Savath and Savalas


(Warp; 2004)

By Peter Hepburn | 26 January 2008

I must admit that I started listening to Scott Herren relatively recently, making last year's pair of Prefuse 73 albums something of a revelation. Both the anguished One Word Extinguisher and almost-equally-brilliant Extinguished: Outtakes showed why Herren earned such a strong reputation for his unbelievable beats and terrific sampling and added an emotional weight that has rarely been seen in hip-hop, especially of the instrumental sort.
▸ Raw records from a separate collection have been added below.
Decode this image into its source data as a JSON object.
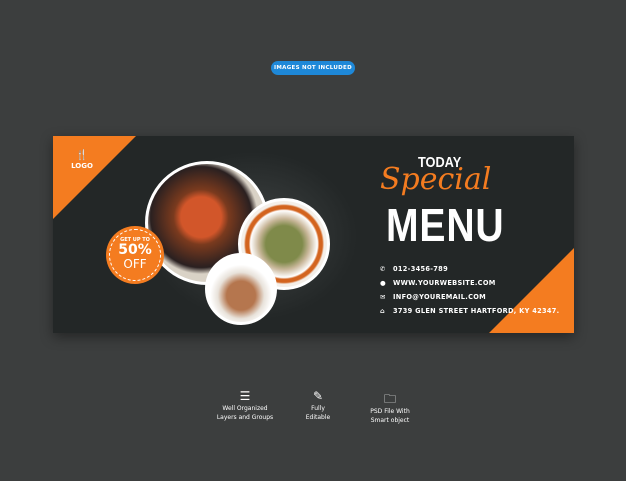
{
  "pill": "IMAGES NOT INCLUDED",
  "banner": {
    "logo": "LOGO",
    "logo_icon": "fork-knife-icon",
    "badge": {
      "top": "GET UP TO",
      "amount": "50%",
      "bottom": "OFF"
    },
    "today": "TODAY",
    "special": "Special",
    "menu": "MENU",
    "contacts": [
      {
        "icon": "phone-icon",
        "text": "012-3456-789"
      },
      {
        "icon": "globe-icon",
        "text": "WWW.YOURWEBSITE.COM"
      },
      {
        "icon": "mail-icon",
        "text": "INFO@YOUREMAIL.COM"
      },
      {
        "icon": "home-icon",
        "text": "3739 GLEN STREET HARTFORD, KY 42347."
      }
    ]
  },
  "features": [
    {
      "icon": "layers-icon",
      "line1": "Well Organized",
      "line2": "Layers and Groups"
    },
    {
      "icon": "edit-icon",
      "line1": "Fully",
      "line2": "Editable"
    },
    {
      "icon": "folder-icon",
      "line1": "PSD File With",
      "line2": "Smart object"
    }
  ],
  "colors": {
    "accent": "#f47c20",
    "banner": "#232727",
    "background": "#3c3e3e",
    "pill": "#1e88d8"
  }
}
The emotional purge of One Word Extinguisher and his subsequent move to Barcelona (seemingly brought on by the former and the weight of never meeting his Spanish father, to whom the album is dedicated) have inspired a much more guarded Herren on his latest project with Savath & Savalas. Although much of his work has never been overly accessible, Apropa't seems to be taking pains to be well-removed from the listener.

To start things off, this is by no means a Prefuse 73 record. There are some interesting beats, programming, and instrumentation but this falls much more in the world music bin than in hip-hop. Inspiration comes largely from afro-latin jazz and focuses on vocals, whereas Herren's strength has always been making the vocals become secondary, or at least equal, to the beats. The record's star is really Eva Puyuelo Muns who shares songwriting credits with Herren on all the original compositions and who takes lead vocal duties throughout the album, singing in Spanish, Portuguese, and Catalan. Herren, credited on the album as Guillermo Scott Herren, sings back-up vocals and does an impressive job with production and arrangements, but never really lets his beat-making abilities shine.

This album seems to be less about lyrical content or technical mastery than tone, and in that it succeeds quite well. There is something distinctly cold and sterile about the album -- Puyuelo's delivery is clear but removed and Herren's whispered back-up vocals don't seek to add any intimacy to the songs. The whole album is drenched in atmosphere but unlike a Loveless or Oh, Inverted World where this served to drag the listener in, here it just serves as another layer of noise, albeit gorgeous, well-played noise.

Apropa't begins with a deceptive burst of glitch in "Introducción" but then settles into the lightly plucked guitar lines that tend to dominate the album. "Te Quiero Pero por otro Lado…" builds in some nice drum grooves in it's second half but you begin to realize at some point that they aren't building to anything-there are, with few exceptions, no climaxes to these tracks.

The first half of the album all flows together well, but the lack of differentiation becomes apparent. "Balcón sin Flores" sets itself apart somewhat with a good horn section at the end, but the tracks generally fade into each other. The standout on the record is without question the sole cover, "Um Girassol da Cor de Seu Cabelo." The song of course also doesn't fit for the most part with the formula of the rest of the album-here Herren lets the beats ride a bit deeper and throws things into a minor key, building the track into a darkly sinister groove.

The distortion and delays on vocals for "Radio Llocs Espacials" make it a bit more interesting. Herren's strong lead vocals on "Víctima Belleza" add to the otherwise dull track. The album ends with "Sigue Tu Camino (No Sabes Amar....)," a declaration of the unloving nature of a partner who is leaving.

That, of course, is kind of the central idea of the album. Years of education in the Spanish language finally paid off for this review (we here at cokemachine are all required to have fluency in at least one foreign language; word is Goldstein mastered German for the Franz Ferdinand review only to be horribly surprised by the Anglophonic nature of the album) and through careful review of the liner notes (and even precursory listening to the album) it becomes exceedingly clear this is another quasi-break-up album from Herren. Any track titled "Déjame" (literally "leave me") can't be overly upbeat or love-filled. The lyrics are overwrought with emotion and the subdued, dark textures of the album eventually come off as not much more than listless depression on Herren's part.

This is not to say that Apropa't is not an interesting and worthwhile album. Puyuelo shines throughout the album, and the arrangements and productions that Herren has devised are quite impressive. However, the lack of ingenuity (surprising considering ingenuity is something we've come to expect from Herren) and rather set tone of the album certainly detract from the overall effect. I'm curious to see Savath & Savalas live (they are touring North America this spring) so as to better judge the project, but all in all I'm hoping Herren hasn't permanently left Prefuse 73 and that brand of magic behind.